I am most proud that during my time at LSU I made significant change to what is POSSIBLE for the people of Louisiana. Young people there no longer have to choose between working in a petroleum refinery or leaving the state. They have more choices than the ones I had, than the ones my parents had. The state has a booming entertainment industry. I am not the only one who contributed to that reality, but I know that my work was foundational to Louisiana's success, and I am very, very proud to have participated in a meaningful way.

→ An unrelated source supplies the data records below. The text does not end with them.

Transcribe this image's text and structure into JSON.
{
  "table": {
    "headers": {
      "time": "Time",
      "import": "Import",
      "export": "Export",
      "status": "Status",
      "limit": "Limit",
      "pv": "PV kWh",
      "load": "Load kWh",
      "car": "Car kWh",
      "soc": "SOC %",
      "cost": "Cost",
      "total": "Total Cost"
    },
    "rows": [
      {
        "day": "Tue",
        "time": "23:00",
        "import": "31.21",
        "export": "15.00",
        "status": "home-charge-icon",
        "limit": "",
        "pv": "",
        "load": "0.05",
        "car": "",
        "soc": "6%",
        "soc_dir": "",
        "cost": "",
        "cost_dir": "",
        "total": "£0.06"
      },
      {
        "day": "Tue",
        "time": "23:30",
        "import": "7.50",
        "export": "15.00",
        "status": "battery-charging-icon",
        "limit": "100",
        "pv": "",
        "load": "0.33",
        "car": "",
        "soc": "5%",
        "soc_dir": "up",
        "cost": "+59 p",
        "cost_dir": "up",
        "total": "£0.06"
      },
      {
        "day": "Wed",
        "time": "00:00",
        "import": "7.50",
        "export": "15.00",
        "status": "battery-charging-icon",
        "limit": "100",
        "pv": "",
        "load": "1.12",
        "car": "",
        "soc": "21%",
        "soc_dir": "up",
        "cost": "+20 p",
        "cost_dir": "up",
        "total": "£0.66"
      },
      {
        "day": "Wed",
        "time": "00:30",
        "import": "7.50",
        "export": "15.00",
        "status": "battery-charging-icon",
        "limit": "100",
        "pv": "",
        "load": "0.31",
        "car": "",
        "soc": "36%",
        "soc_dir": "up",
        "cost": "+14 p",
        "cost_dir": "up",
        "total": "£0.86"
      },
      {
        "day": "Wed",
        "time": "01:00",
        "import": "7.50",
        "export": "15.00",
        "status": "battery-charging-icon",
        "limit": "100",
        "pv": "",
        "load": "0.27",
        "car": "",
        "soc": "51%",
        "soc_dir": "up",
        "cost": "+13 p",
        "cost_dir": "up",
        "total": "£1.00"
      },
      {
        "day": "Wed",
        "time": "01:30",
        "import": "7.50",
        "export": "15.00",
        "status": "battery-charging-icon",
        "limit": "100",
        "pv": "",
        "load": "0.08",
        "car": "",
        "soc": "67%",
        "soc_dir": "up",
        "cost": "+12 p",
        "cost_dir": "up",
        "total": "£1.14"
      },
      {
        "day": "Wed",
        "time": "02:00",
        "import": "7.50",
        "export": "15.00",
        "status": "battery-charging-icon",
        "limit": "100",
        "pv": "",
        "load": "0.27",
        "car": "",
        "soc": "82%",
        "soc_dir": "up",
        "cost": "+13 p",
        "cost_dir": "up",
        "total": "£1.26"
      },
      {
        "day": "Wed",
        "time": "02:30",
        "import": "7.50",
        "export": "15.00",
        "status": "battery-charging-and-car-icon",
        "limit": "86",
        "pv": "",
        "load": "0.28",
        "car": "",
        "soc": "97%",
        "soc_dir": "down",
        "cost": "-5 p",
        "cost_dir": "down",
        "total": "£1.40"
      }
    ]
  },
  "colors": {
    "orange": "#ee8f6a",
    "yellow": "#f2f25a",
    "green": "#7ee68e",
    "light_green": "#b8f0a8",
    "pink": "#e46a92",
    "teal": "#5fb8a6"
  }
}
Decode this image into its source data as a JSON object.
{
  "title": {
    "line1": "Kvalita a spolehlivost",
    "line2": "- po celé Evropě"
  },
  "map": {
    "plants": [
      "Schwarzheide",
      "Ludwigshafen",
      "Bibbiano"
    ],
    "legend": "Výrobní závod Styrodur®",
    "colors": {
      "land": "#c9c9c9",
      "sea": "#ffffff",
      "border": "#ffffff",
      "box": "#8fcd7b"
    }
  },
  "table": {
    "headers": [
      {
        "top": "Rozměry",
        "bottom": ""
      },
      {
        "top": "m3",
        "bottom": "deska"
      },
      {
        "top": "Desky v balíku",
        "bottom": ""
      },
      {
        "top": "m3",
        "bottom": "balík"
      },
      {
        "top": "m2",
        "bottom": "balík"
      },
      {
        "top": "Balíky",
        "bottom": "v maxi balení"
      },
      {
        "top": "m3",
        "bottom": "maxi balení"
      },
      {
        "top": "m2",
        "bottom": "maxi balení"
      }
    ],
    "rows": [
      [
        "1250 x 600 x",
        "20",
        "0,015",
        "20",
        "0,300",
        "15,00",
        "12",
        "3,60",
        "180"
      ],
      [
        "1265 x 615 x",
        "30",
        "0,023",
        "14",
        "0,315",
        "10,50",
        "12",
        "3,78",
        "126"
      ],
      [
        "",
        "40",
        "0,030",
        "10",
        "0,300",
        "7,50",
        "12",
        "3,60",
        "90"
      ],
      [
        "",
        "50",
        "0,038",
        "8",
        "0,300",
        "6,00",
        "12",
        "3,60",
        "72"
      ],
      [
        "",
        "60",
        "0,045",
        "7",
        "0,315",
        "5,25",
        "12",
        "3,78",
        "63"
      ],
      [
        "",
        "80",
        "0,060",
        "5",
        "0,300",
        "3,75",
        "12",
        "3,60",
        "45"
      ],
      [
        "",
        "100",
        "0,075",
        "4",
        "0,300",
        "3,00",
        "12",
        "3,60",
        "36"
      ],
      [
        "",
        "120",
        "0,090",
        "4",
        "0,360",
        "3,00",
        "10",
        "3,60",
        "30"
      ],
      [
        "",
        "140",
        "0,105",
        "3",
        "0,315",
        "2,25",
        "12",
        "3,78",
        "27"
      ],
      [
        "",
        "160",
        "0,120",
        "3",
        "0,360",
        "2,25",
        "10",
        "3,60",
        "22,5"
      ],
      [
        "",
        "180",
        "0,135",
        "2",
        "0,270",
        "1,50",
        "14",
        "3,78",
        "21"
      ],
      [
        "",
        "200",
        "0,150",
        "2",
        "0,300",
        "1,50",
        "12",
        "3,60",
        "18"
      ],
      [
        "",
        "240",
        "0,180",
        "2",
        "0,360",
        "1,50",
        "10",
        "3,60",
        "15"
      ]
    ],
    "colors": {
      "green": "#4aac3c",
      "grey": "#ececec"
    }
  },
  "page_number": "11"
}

In my time at LSU I was part of a research project that endeavored to share digital video and audio in real time. This was more than a decade before Skype or Zoom. Our research helped pave the way for high speed network connections for video and collaborative content as shared by Cisco, Skype. and later Zoom and more. For me the most interesting thing about our research was that students DIDN'T WANT to share with just their local classmates, and they didn't need to be synchronous. Trends that we see much more clearly today in social media networks, and online learning Today this idea is obvious, especially post COVID, but in 2009 when I was raising money and creating software, it was novel... even CRAZY to think this could be the future. I won awards, prestige, and lots of attention for what came out of that research, a company and software called OMNICADEMY, and while the ideas helped to create the ideas that helped change online education, the funding model was tied to Universities, and that required far more capital than was available at the time.